Le centre des opérations de sécurité (SOC) d'ITrust qui fournit ces services est hébergé dans le cloud de Free Pro actuellement en cours de qualification SecNumCloud 3.2. Les données des clients récoltées via les solutions développées par la société, qui appartient au groupe Iliad depuis 2023, sont donc stockées dans des data centers situés en France et sont imperméables aux lois extraterritoriales. En outre, les collaborateurs d'ITrust (environ 60) sont tous situés en France et donc "sous contrat français" tient à préciser le fondateur. Cela confère à la filiale d'Iliad une aura attrayante pour les organisations détenant des données sensibles comme des ministères avec lesquels elle travaille ou des entreprises de secteurs industriels et stratégiques. Mais pas que : "nos clients comportent six sociétés du CAC 40, 300 à 400 entreprises de taille intermédiaire et 1 200 petites et moyennes entreprises", précise Jean-Nicolas Piotrowski.
De son côté, Advens a développé ses solutions en open source et les données que celles-ci collectent sont hébergées en France et dans ses propres serveurs. Toutefois, contrairement à ITrust, les collaborateur d'Advens (plus de 600) ne se situent pas uniquement en France : une partie d'entre eux se trouvent aussi en Allemagne, en Espagne, en Italie et plus accessoirement au Canada et à Tahiti. Acteur européen et MSSP plus important et influent qu'ITrust, Advens se distingue de la filiale d'Iliad grâce à sa "fibre client" affirme Guillaume Djourabtchi. Selon lui, les clients d'Advens seraient "de plus grande taille" et son nombre plus important de collaborateurs lui permettrait de mieux accompagner ceux-ci.

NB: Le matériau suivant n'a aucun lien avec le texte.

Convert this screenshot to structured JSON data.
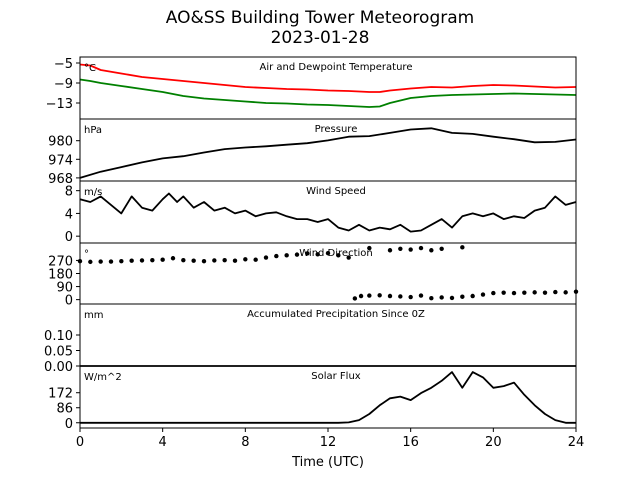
{
  "figure": {
    "title": "AO&SS Building Tower Meteorogram",
    "subtitle": "2023-01-28",
    "xlabel": "Time (UTC)",
    "xticks": [
      "0",
      "4",
      "8",
      "12",
      "16",
      "20",
      "24"
    ]
  },
  "chart_data": [
    {
      "type": "line",
      "title": "Air and Dewpoint Temperature",
      "unit": "°C",
      "xlim": [
        0,
        24
      ],
      "ylim": [
        -16.2,
        -3.8
      ],
      "yticks": [
        -5,
        -9,
        -13
      ],
      "ytick_labels": [
        "−5",
        "−9",
        "−13"
      ],
      "x": [
        0,
        0.5,
        1,
        2,
        3,
        4,
        5,
        6,
        7,
        8,
        9,
        10,
        11,
        12,
        13,
        14,
        14.5,
        15,
        16,
        17,
        18,
        19,
        20,
        21,
        22,
        23,
        24
      ],
      "series": [
        {
          "color": "#ff0000",
          "values": [
            -5.3,
            -5.5,
            -6.4,
            -7.1,
            -7.8,
            -8.2,
            -8.6,
            -9.0,
            -9.4,
            -9.8,
            -10.0,
            -10.2,
            -10.3,
            -10.5,
            -10.6,
            -10.8,
            -10.8,
            -10.5,
            -10.1,
            -9.8,
            -9.9,
            -9.6,
            -9.4,
            -9.5,
            -9.7,
            -9.9,
            -9.8
          ]
        },
        {
          "color": "#008000",
          "values": [
            -8.3,
            -8.6,
            -9.0,
            -9.6,
            -10.2,
            -10.8,
            -11.6,
            -12.1,
            -12.4,
            -12.7,
            -13.0,
            -13.1,
            -13.3,
            -13.4,
            -13.6,
            -13.8,
            -13.7,
            -13.0,
            -12.0,
            -11.6,
            -11.4,
            -11.3,
            -11.2,
            -11.1,
            -11.2,
            -11.3,
            -11.4
          ]
        }
      ]
    },
    {
      "type": "line",
      "title": "Pressure",
      "unit": "hPa",
      "xlim": [
        0,
        24
      ],
      "ylim": [
        967,
        987
      ],
      "yticks": [
        980,
        974,
        968
      ],
      "x": [
        0,
        1,
        2,
        3,
        4,
        5,
        6,
        7,
        8,
        9,
        10,
        11,
        12,
        13,
        14,
        15,
        16,
        17,
        18,
        19,
        20,
        21,
        22,
        23,
        24
      ],
      "series": [
        {
          "color": "#000000",
          "values": [
            968.0,
            970.0,
            971.5,
            973.0,
            974.3,
            975.0,
            976.2,
            977.3,
            977.8,
            978.2,
            978.7,
            979.2,
            980.1,
            981.3,
            981.5,
            982.5,
            983.6,
            984.0,
            982.5,
            982.2,
            981.3,
            980.5,
            979.5,
            979.6,
            980.4
          ]
        }
      ]
    },
    {
      "type": "line",
      "title": "Wind Speed",
      "unit": "m/s",
      "xlim": [
        0,
        24
      ],
      "ylim": [
        -1.2,
        9.7
      ],
      "yticks": [
        8,
        4,
        0
      ],
      "x": [
        0,
        0.5,
        1,
        1.5,
        2,
        2.5,
        3,
        3.5,
        4,
        4.3,
        4.7,
        5,
        5.5,
        6,
        6.5,
        7,
        7.5,
        8,
        8.5,
        9,
        9.5,
        10,
        10.5,
        11,
        11.5,
        12,
        12.5,
        13,
        13.5,
        14,
        14.5,
        15,
        15.5,
        16,
        16.5,
        17,
        17.5,
        18,
        18.5,
        19,
        19.5,
        20,
        20.5,
        21,
        21.5,
        22,
        22.5,
        23,
        23.5,
        24
      ],
      "series": [
        {
          "color": "#000000",
          "values": [
            6.5,
            6.0,
            7.0,
            5.5,
            4.0,
            7.0,
            5.0,
            4.5,
            6.5,
            7.5,
            6.0,
            7.0,
            5.0,
            6.0,
            4.5,
            5.0,
            4.0,
            4.5,
            3.5,
            4.0,
            4.2,
            3.5,
            3.0,
            3.0,
            2.5,
            3.0,
            1.5,
            1.0,
            2.0,
            1.0,
            1.5,
            1.2,
            2.0,
            0.8,
            1.0,
            2.0,
            3.0,
            1.5,
            3.5,
            4.0,
            3.5,
            4.0,
            3.0,
            3.5,
            3.2,
            4.5,
            5.0,
            7.0,
            5.5,
            6.0
          ]
        }
      ]
    },
    {
      "type": "scatter",
      "title": "Wind Direction",
      "unit": "°",
      "xlim": [
        0,
        24
      ],
      "ylim": [
        -30,
        390
      ],
      "yticks": [
        270,
        180,
        90,
        0
      ],
      "x": [
        0,
        0.5,
        1,
        1.5,
        2,
        2.5,
        3,
        3.5,
        4,
        4.5,
        5,
        5.5,
        6,
        6.5,
        7,
        7.5,
        8,
        8.5,
        9,
        9.5,
        10,
        10.5,
        11,
        11.5,
        12,
        12.5,
        13,
        13.3,
        13.6,
        14,
        14.5,
        15,
        15.5,
        16,
        16.5,
        17,
        17.5,
        18,
        18.5,
        19,
        19.5,
        20,
        20.5,
        21,
        21.5,
        22,
        22.5,
        23,
        23.5,
        24
      ],
      "series": [
        {
          "color": "#000000",
          "values": [
            265,
            260,
            262,
            262,
            265,
            268,
            270,
            272,
            275,
            285,
            272,
            268,
            265,
            270,
            272,
            268,
            278,
            275,
            290,
            300,
            305,
            310,
            318,
            312,
            320,
            305,
            290,
            8,
            25,
            28,
            30,
            25,
            22,
            18,
            28,
            10,
            15,
            12,
            20,
            25,
            35,
            45,
            48,
            45,
            48,
            50,
            48,
            52,
            50,
            55
          ]
        },
        {
          "color": "#000000",
          "values": [
            null,
            null,
            null,
            null,
            null,
            null,
            null,
            null,
            null,
            null,
            null,
            null,
            null,
            null,
            null,
            null,
            null,
            null,
            null,
            null,
            null,
            null,
            null,
            null,
            null,
            null,
            null,
            null,
            null,
            355,
            null,
            340,
            350,
            345,
            355,
            340,
            350,
            null,
            360,
            null,
            null,
            null,
            null,
            null,
            null,
            null,
            null,
            null,
            null,
            null
          ]
        }
      ]
    },
    {
      "type": "line",
      "title": "Accumulated Precipitation Since 0Z",
      "unit": "mm",
      "xlim": [
        0,
        24
      ],
      "ylim": [
        0,
        0.2
      ],
      "yticks": [
        0.1,
        0.05,
        0.0
      ],
      "ytick_labels": [
        "0.10",
        "0.05",
        "0.00"
      ],
      "x": [
        0,
        24
      ],
      "series": [
        {
          "color": "#000000",
          "values": [
            0,
            0
          ]
        }
      ]
    },
    {
      "type": "line",
      "title": "Solar Flux",
      "unit": "W/m^2",
      "xlim": [
        0,
        24
      ],
      "ylim": [
        -30,
        325
      ],
      "yticks": [
        172,
        86,
        0
      ],
      "x": [
        0,
        12.5,
        13,
        13.5,
        14,
        14.5,
        15,
        15.5,
        16,
        16.5,
        17,
        17.5,
        18,
        18.5,
        19,
        19.5,
        20,
        20.5,
        21,
        21.5,
        22,
        22.5,
        23,
        23.5,
        24
      ],
      "series": [
        {
          "color": "#000000",
          "values": [
            0,
            0,
            2,
            15,
            50,
            100,
            140,
            150,
            130,
            170,
            200,
            240,
            290,
            200,
            290,
            260,
            200,
            210,
            230,
            160,
            100,
            50,
            15,
            0,
            0
          ]
        }
      ]
    }
  ]
}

Orange Cyberdefense, un MSSP international qui s'adapte
Au-delà de ces deux MSSP totalement souverains et autonomes que sont ITrust et Advens, "la plupart des grands services managés comme Orange Cyberdefense ou Capgemini laissent désormais la possibilité de choisir des offres autonomes", affirme François Deruty, directeur de l'intelligence stratégique de Sekoia, éditeur de solutions made in France pour MSSP. "Etant donné qu'ils sont internationaux, ils sont obligés d'avoir un catalogue très hétérogène", précise-t-il. Face à la demande croissante d'offres made in France en matière de MSSP, Orange Cyberdefense a choisi d'adopter la démarche "la plus pragmatique possible", précise Vivien Mura, directeur technique de l'entreprise. Acteur international aux 2 300 collaborateurs dans le monde, la filiale d'Orange dispose en effet "d'offres à la fois sur étagères et adaptables selon les cas de figure".

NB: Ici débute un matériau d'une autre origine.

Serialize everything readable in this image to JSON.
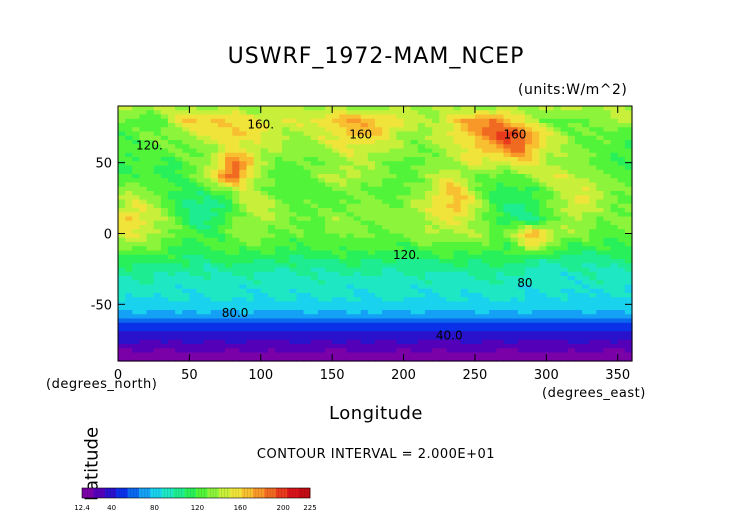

Pour adapter son offre à la demande croissante d'autonomie stratégique, Orange Cyberdefense effectue une analyse de risques pour chaque client qui le demande : "Est-ce que mon client a besoin d'assurer une continuité de services dans un contexte géopolitique compliqué ou est-ce qu'il a besoin que ses données ne soient pas accessibles par des tiers pas de confiance ?", illustre Vivien Mura. Quand le client a déjà effectué son analyse de risques et "sait contre quoi il veut se protéger, on va s'adapter à sa demande." Selon lui, ce sont les risques auxquels est confronté le client qui justifient ou non de lui fournir des services dits souverains.
Parmi ceux-ci se trouvent les solutions de Sekoia qui a annoncé en avril une levée de fonds de 26 millions d'euros. Concevant et produisant ses outils de cybersécurité en France, l'entreprise héberge les données qu'elle récolte sur le territoire national. Enfin, Orange Cyberdefense est en capacité de stocker les données récoltées "dans des environnements de confiance en particulier quand il y a une nécessité de les rendre confidentielles" selon Vivien Mura.